After having eaten our galettes and crêpes and as we were making our way back towards the continent, we stopped at one of the many salt marshes as I wanted to bring back some coarse sea salt and fleur de sel. And what a better place to do that than in Noirmoutier!
The salt marshes where we stopped are called Marais Salants de Bonne Pogne and owned by the family Petitgas. We were only going to stop for a few minutes to buy some salt but were told we could get a visit of the salt marshes too. Learning more about an ingredient I use everyday was definitely a great thing.
The salt pans are covered with clay and whenever the sea water has evaporated, the coarse sea salt is pushed and pulled from the bottom, then left to dry in a small pile. The clay residues go through the salt like a sieve leaving a pile of clean salt grains. It takes about two days for a salt pan to refill and each time, about 90 kilos of coarse sea salt are collected (depending on the season and the weather). The salt is then added to a bigger pile so it can be stored and dried for later consumption.
Dylan then showed us how the fleur de sel is harvested. For this process, he used a different kind of rake to pull the fleur de sel from the surface of the water where it sits. Before drying, it has a light pink colour because of a little algae found in the water (the same that is eaten by pink flamingos). Like the coarse sea salt, the fleur de sel is then left in separate small piles to dry and whiten with the process. We got to taste the fleur de sel just out of the water and it was... well, salty! But also very delicate, no wonder why you do not cook with it but just use it to season.

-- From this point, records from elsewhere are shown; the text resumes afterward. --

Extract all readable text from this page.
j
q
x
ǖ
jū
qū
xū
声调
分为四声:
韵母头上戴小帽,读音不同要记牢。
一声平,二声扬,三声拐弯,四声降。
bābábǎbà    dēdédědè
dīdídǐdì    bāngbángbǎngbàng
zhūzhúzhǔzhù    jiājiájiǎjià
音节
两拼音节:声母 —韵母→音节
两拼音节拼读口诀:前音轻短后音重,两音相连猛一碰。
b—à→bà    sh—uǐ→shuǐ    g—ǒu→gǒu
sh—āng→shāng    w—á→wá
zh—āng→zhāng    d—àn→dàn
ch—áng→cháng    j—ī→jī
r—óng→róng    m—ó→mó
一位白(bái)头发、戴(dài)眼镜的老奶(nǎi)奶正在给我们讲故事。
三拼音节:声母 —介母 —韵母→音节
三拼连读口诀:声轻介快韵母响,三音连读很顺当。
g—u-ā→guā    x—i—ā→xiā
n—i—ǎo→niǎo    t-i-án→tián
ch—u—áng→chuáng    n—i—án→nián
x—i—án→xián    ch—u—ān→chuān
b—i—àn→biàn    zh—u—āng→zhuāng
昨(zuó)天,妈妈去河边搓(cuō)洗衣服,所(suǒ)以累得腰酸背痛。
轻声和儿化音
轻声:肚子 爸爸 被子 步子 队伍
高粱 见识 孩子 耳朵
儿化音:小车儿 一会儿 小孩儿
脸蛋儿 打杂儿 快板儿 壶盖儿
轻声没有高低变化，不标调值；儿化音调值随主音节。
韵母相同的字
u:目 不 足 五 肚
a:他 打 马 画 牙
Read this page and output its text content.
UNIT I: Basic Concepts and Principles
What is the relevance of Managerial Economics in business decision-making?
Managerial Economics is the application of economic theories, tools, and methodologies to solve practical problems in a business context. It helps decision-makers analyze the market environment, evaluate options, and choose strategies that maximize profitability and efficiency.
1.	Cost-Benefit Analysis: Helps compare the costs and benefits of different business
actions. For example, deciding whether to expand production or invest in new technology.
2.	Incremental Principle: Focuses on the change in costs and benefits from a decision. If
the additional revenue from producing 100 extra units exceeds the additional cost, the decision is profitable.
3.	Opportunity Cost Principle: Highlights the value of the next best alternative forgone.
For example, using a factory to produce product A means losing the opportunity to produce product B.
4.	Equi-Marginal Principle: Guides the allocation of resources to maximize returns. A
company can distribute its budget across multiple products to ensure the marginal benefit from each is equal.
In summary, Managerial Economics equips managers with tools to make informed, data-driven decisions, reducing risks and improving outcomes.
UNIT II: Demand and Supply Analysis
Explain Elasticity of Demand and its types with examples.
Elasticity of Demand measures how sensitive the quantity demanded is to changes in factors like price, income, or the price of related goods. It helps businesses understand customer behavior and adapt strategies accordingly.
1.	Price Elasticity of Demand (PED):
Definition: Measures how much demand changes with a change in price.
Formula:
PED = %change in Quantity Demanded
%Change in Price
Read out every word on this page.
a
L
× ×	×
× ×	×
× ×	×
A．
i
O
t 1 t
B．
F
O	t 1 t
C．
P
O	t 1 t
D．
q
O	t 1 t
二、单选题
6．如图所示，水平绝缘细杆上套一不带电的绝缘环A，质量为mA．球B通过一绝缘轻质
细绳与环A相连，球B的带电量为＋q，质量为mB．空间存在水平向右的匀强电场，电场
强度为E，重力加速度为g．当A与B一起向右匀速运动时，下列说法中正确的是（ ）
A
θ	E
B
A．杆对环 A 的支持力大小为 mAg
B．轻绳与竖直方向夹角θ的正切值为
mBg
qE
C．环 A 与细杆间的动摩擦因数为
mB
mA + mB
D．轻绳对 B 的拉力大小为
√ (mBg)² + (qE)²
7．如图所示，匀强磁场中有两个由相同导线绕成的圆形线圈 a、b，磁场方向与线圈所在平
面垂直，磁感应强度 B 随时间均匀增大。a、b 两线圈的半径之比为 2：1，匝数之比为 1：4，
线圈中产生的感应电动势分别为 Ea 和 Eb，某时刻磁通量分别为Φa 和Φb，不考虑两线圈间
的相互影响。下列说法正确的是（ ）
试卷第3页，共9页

The Marais de Bonne Pogne produce between 15 and 250 tons of coarse sea salt every year (the weather plays a big part in the variation of the production). The fleur de sel amount represents 10% of the year tonnage production. It is then sold on the spot, but also in France and Canada.
All in all, Dylan gave us an excellent visit. We all learned a lot about sea salt that day and now that I have a big bag of coarse sea salt and a smaller one of fleur de sel, I will really appreciate remembering where it comes from every time I use them.
Do you often cook with coarse sea salt or season with fleur de sel? And do you know where the salt you use come from?
Those salt marshes are located on route de la Guérinière on the island.